The Ragged Blade returns to its hiding place when you flick your hand, but leaves a mark: an unclean nick just below your thumb. You lick it clean and notice there are no other scars on your hand or anywhere else on your body. That too is curious, and there are no answers bubbling to the surface from the river of knowledge.
You continue down the road and nobody appears to slow you, though the terrain changes from the mushroom meadows to a bluebell forest to a black-baked wasteland. But at the end of the road there is another boulder and this time you do not hesitate before walking through.
On the other side, it is night. The road continues on, but it is black and much wider. It winds down a wooded mountain, and it turns out that it is not a road for walking. It takes a moment for the river of knowledge to change its course, but soon enough you recognize the trucks and passenger cars for what they are and stay out of their way until one pulls over and offers you a ride.
You accept, although you cannot tell him where you are going. “Aw, that’s okay,” says the driver. “Sometimes I don’t know where I’m going either, without the GPS. I’ll take you down the mountain and you can get your phone charged up and sorted out. What’s your name?”
It’s a simple question, and you do not know the answer.
And then you do. “Cat,” you say. You know you’ve been called Cat before, and that is all you know about yourself. Cat. It’s your name.
The truck driver is amiable, chatting without prying and just as pleased to see the back of you when you reach a shopping center. You wander through the plaza, through throngs of people who look at you and look away. Your clothes mark you as different, pale, loose flowing trousers and a similar tunic, but they do not seem to mind the difference.

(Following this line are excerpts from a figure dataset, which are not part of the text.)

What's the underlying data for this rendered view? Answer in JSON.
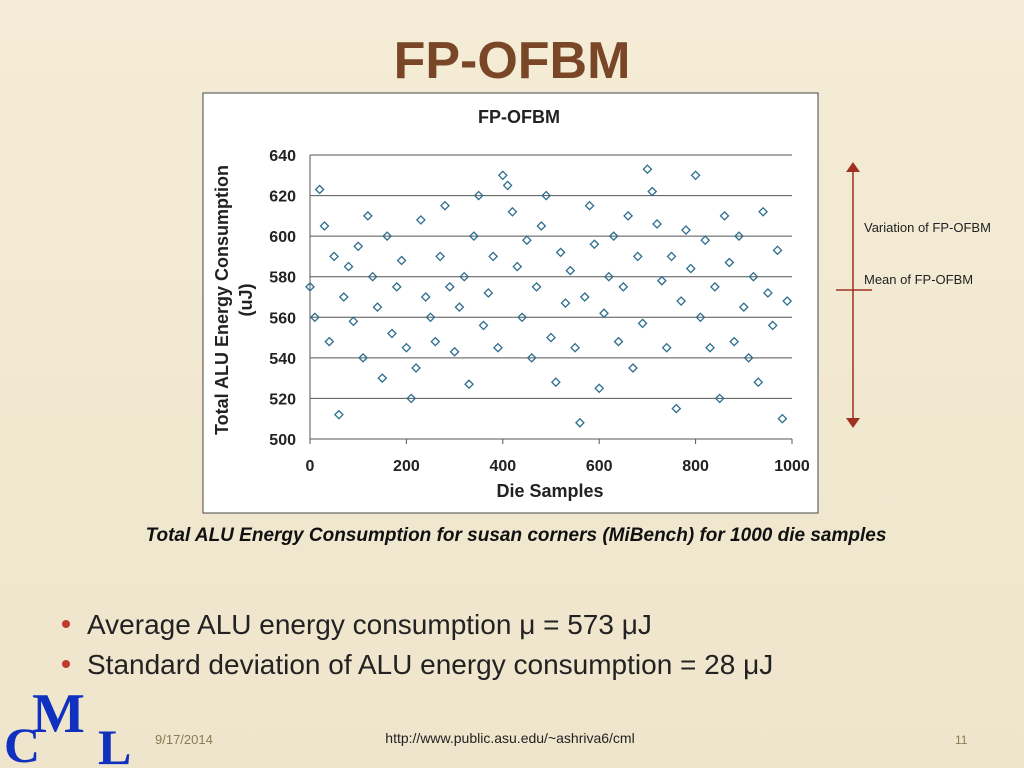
{
  "slide_title": "FP-OFBM",
  "chart_data": {
    "type": "scatter",
    "title": "FP-OFBM",
    "x_label": "Die Samples",
    "y_label": [
      "Total ALU Energy Consumption",
      "(uJ)"
    ],
    "x": [
      0,
      10,
      20,
      30,
      40,
      50,
      60,
      70,
      80,
      90,
      100,
      110,
      120,
      130,
      140,
      150,
      160,
      170,
      180,
      190,
      200,
      210,
      220,
      230,
      240,
      250,
      260,
      270,
      280,
      290,
      300,
      310,
      320,
      330,
      340,
      350,
      360,
      370,
      380,
      390,
      400,
      410,
      420,
      430,
      440,
      450,
      460,
      470,
      480,
      490,
      500,
      510,
      520,
      530,
      540,
      550,
      560,
      570,
      580,
      590,
      600,
      610,
      620,
      630,
      640,
      650,
      660,
      670,
      680,
      690,
      700,
      710,
      720,
      730,
      740,
      750,
      760,
      770,
      780,
      790,
      800,
      810,
      820,
      830,
      840,
      850,
      860,
      870,
      880,
      890,
      900,
      910,
      920,
      930,
      940,
      950,
      960,
      970,
      980,
      990
    ],
    "values": [
      575,
      560,
      623,
      605,
      548,
      590,
      512,
      570,
      585,
      558,
      595,
      540,
      610,
      580,
      565,
      530,
      600,
      552,
      575,
      588,
      545,
      520,
      535,
      608,
      570,
      560,
      548,
      590,
      615,
      575,
      543,
      565,
      580,
      527,
      600,
      620,
      556,
      572,
      590,
      545,
      630,
      625,
      612,
      585,
      560,
      598,
      540,
      575,
      605,
      620,
      550,
      528,
      592,
      567,
      583,
      545,
      508,
      570,
      615,
      596,
      525,
      562,
      580,
      600,
      548,
      575,
      610,
      535,
      590,
      557,
      633,
      622,
      606,
      578,
      545,
      590,
      515,
      568,
      603,
      584,
      630,
      560,
      598,
      545,
      575,
      520,
      610,
      587,
      548,
      600,
      565,
      540,
      580,
      528,
      612,
      572,
      556,
      593,
      510,
      568
    ],
    "marker_color": "#2e6e8e",
    "xlim": [
      0,
      1000
    ],
    "xticks": [
      0,
      200,
      400,
      600,
      800,
      1000
    ],
    "ylim": [
      500,
      640
    ],
    "yticks": [
      500,
      520,
      540,
      560,
      580,
      600,
      620,
      640
    ],
    "grid": true
  },
  "annotations": {
    "variation": "Variation of FP-OFBM",
    "mean": "Mean of FP-OFBM"
  },
  "caption": "Total ALU Energy Consumption for susan corners (MiBench) for 1000 die samples",
  "bullets": [
    "Average ALU energy consumption μ = 573 μJ",
    "Standard deviation of ALU energy consumption = 28 μJ"
  ],
  "footer": {
    "date": "9/17/2014",
    "url": "http://www.public.asu.edu/~ashriva6/cml",
    "page": "11"
  },
  "logo": [
    "C",
    "M",
    "L"
  ]
}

This is where you wanted to be, you are sure, but why? The question makes you uncomfortable and you discover that you dislike not having the answers. Th
ere is a store full of books; it invites you in and you spend time among the volumes. There is much in the river of knowledge below your mind, but here there is more.
A woman touches your arm: small and dark-skinned with shining hair and red fire at her back. You realize she’s not a woman at all, but distant kin to the mushroom faerie and a trespasser in this mortal store. She smiles. “You’ve been in here for hours. Let me buy you some coffee and maybe that book you’ve been reading.”
She is a trespasser but so are you, you realize. Trespassers together, you go to a coffee shop and when she gives you your coffee, she also gives you an envelope with paperwork and plastic in it. “You’ll need that eventually, but tell me how you’re doing. I don’t think anybody expected to see you so soon.”
“I’m not who you think I am,” you tell her.
She smiles. “Who do I think you are?”
“Somebody with a past,” you say, and her smile broadens.
“Call me Tia. There’s a document in there that you can write your name on—whatever name you choose—and that will make it official. Well, official enough.”
Your fingertips dance over the envelope. “Why are you giving this to me?”
“Because the world isn’t very friendly to people without pasts, and I’m a helper. There’s money, too. It won’t take care of you for long, but I’m sure other opportunities will come along eventually.”
“You will want something in return,” you observe as you open the packet and look through the paperwork. “I have nothing to offer, though.” She cannot need the river of knowledge in your head, and the Ragged Blade is not yours to be offered.